La Presse Canadienne

Les croisiéristes canadiens affirment qu'ils sont prêts à appareiller, maintenant que la première vague de grippe A(H1N1) a touché le pays, le printemps dernier.

Un porte-parole de Cruise Holidays, Shawn Kilner, explique qu'il y a eu un peu d'inquiétude au début, puisqu'on ne savait pas grand-chose de ce virus, mais que des solutions ont depuis été élaborées.

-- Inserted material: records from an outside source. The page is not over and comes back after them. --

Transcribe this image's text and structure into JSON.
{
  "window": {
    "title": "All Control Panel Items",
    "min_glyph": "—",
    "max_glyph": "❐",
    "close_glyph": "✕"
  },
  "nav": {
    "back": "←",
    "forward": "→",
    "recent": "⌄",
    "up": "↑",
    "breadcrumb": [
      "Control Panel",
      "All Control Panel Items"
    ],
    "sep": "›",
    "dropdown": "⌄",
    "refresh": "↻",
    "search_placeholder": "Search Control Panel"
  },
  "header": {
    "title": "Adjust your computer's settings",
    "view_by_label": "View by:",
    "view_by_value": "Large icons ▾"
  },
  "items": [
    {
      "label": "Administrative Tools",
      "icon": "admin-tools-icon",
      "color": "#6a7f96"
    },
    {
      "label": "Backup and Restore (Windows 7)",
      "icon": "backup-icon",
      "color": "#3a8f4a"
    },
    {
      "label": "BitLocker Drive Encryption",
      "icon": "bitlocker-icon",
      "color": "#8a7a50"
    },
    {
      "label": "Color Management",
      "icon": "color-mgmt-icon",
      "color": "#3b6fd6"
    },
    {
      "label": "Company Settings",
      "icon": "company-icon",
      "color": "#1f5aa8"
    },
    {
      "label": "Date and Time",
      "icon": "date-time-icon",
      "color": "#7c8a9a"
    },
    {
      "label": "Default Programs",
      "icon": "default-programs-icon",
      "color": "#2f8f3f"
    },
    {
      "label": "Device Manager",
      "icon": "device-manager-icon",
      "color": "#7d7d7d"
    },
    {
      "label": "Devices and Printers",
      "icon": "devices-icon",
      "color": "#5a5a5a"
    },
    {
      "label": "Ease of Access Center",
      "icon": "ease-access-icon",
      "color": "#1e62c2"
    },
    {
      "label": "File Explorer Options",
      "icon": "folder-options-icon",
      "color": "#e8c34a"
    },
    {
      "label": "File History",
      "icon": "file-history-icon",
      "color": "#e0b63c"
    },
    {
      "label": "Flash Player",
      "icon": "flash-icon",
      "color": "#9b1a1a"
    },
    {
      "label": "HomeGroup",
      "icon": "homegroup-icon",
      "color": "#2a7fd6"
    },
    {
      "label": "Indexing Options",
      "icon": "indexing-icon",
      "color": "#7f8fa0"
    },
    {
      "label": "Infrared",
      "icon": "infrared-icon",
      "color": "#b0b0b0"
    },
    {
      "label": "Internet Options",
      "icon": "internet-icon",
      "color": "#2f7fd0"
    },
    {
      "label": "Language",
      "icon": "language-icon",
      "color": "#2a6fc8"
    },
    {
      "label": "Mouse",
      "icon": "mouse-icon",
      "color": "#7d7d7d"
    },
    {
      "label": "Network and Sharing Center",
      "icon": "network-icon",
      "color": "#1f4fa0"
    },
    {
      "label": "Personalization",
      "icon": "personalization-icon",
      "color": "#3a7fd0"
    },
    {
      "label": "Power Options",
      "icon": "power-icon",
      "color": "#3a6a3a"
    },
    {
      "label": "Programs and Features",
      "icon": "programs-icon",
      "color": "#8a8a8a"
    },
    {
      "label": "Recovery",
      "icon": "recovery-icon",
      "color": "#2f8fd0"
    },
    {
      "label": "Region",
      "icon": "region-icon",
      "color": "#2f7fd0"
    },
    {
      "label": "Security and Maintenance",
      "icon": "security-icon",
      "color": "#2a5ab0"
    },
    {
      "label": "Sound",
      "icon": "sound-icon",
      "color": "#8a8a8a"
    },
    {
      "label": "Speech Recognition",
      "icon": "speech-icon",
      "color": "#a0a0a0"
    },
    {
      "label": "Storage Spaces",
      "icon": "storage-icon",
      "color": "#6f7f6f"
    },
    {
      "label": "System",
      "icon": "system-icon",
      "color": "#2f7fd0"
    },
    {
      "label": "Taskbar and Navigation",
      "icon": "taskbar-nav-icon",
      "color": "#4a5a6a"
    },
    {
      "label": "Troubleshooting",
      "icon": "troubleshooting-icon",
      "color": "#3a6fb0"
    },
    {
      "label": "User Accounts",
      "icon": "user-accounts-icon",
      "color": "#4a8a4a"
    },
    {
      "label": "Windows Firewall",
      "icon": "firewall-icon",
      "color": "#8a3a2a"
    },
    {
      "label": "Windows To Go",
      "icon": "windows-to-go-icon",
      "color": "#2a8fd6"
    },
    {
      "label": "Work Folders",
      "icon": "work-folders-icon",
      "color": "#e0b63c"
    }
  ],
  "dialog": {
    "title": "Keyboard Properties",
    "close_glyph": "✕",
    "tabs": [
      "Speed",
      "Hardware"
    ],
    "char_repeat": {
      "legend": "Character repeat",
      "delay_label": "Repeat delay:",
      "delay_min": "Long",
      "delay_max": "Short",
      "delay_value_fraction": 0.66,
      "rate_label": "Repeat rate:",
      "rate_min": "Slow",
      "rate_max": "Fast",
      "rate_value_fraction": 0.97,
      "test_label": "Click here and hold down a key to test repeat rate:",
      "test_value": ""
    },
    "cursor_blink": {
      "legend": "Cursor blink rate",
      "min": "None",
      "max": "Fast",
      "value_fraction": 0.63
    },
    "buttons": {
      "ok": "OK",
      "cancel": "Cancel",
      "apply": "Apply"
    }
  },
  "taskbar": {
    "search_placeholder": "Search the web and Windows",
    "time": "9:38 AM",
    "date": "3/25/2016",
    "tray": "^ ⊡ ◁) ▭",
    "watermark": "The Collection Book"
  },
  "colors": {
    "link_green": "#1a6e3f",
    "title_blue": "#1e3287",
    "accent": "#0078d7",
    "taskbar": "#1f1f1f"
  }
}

M. Kilner ajoute que les navires de croisière - qui sont fréquemment frappés durement quand un virus s'invite à bord - adoptent déjà des mesures sanitaires sévères pour prévenir toute épidémie.

Malgré tout, quand le H1N1 est apparu, l'organisme réglementaire nord-américain Cruise Lines International Association a émis de nouvelles lignes directrices. Ainsi, tous les passagers doivent dorénavant répondre à un questionnaire médical avant de monter à bord. Si des symptômes grippaux sont signalés, ou si le passager a été en contact avec une personne atteinte du H1N1, une deuxième évaluation aura lieu.

Les autorités médicales ont aussi le droit de refuser l'accès à tout passager qui ne respecte pas certains critères. En cas de maladie pendant la croisière, le passager pourra être isolé cinq ou sept jours.

Les autres grands joueurs de l'industrie touristique se disent aussi prêts. A l'aéroport de Vancouver, par exemple, les autorités affirment pouvoir répondre à tout scénario, comme celui qui verrait plusieurs jeunes d'un voyage de baseball tomber malades pendant leur déplacement.

Les transporteurs aériens n'anticipent pas de réduction de l'achalandage. Un porte-parole de WestJet explique que les Canadiens se sont bien renseignés et qu'ils ont décidé que le risque est acceptable. Les transporteurs peuvent aussi refuser l'accès à un voyageur qui présente des symptômes inquiétants.

Chez Via Rail, enfin, une porte-parole affirme que des mesures sont en place si un passager devait tomber malade pendant le voyage.